According to the route-by-route analysis (here), the most productive routes and segments cover areas that have sufficient density, far from BART stations, or have easy park and ride access. Those areas include Solano Avenue in Albany, Park Blvd/Glen View in Oakland, Gilman Street in Berkeley, Downtown Emeryville, MacArthur Blvd, City of Alameda, and the City of Newark. The formerly Key System routes like B, C, and E are considered less productive because of the close distance to nearby BART stations.

AC Transit operates three all-day Transbay routes: F, NL, and O. These routes are different than the commute routes because local fares and charged for local trips, and thus they carry significantly more local riders than the commute routes. Over 60% of the ridership for lines F and NL is local ridership. Less than 30% of line O ridership is local.
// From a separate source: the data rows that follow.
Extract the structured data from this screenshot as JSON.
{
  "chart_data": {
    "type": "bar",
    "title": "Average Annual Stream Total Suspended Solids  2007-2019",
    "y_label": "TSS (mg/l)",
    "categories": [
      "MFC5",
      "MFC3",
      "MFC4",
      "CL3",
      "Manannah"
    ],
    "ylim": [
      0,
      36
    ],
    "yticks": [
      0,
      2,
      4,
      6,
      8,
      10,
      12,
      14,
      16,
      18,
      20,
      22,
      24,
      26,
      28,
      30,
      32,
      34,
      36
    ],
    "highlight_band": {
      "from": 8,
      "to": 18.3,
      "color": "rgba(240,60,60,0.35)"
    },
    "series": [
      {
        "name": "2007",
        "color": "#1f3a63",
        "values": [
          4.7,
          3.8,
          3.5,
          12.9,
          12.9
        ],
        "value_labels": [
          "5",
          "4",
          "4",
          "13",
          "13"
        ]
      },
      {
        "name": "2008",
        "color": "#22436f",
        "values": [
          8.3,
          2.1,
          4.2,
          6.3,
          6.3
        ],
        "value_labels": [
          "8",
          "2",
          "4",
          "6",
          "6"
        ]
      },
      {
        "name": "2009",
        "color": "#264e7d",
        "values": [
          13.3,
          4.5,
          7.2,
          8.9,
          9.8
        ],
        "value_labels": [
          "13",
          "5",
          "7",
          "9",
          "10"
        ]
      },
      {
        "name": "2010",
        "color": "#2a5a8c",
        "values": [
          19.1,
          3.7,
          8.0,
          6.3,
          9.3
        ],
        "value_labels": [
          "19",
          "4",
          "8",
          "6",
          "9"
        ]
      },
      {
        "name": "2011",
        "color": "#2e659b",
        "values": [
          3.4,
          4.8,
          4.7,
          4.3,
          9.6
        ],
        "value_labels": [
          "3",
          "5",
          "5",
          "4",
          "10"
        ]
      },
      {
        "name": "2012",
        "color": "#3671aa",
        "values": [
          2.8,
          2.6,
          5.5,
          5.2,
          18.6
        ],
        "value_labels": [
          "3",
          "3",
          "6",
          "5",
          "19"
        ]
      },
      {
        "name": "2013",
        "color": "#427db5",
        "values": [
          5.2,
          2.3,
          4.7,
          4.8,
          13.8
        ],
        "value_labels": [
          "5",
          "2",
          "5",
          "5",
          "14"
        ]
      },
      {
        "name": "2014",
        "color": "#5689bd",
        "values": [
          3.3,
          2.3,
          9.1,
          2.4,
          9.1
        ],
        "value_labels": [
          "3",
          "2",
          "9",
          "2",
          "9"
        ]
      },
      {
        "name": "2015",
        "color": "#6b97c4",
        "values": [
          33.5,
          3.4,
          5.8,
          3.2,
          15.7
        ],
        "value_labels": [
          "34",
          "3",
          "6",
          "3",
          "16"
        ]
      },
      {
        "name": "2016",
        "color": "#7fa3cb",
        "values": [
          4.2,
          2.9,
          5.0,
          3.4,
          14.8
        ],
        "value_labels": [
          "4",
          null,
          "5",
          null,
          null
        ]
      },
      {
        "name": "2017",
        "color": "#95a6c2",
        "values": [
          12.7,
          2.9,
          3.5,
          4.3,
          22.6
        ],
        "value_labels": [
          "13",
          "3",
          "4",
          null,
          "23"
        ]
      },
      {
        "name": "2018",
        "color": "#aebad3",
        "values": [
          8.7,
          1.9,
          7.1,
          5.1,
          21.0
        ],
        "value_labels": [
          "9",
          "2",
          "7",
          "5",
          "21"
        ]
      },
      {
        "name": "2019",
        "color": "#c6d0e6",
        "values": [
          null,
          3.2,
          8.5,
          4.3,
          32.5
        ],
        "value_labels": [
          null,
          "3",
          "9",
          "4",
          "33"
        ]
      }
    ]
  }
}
Some of the routes have a significantly more afternoon ridership than morning ridership. Such difference most likely is the result of casual carpooling, where drivers and passengers are more likely to meet up in the morning to get through the toll plaza faster and save money on tolls, but unlikely to do the same on the return trip.

Future of Transbay Bus

Unlike a new rail line, bus systems often plan based on reactions, like adding trips due to crowded buses and reducing service because of low ridership. With new information, this is an opportunity for AC Transit to start planning a new network clean slate. If AC Transit chooses that path, routes that are direct descendants of the Key System would likely be discontinued or modified to be a BART feeder.

This is also an opportunity to consider infrastructure improvements to make highways like I-580 more transit friendly. Since we most likely won’t have enough funding for a second Transbay Tube, highways present the best chance to add transit capacity. Los Angeles, San Diego, and Phoenix have developed some good infrastructure for a highway based bus system.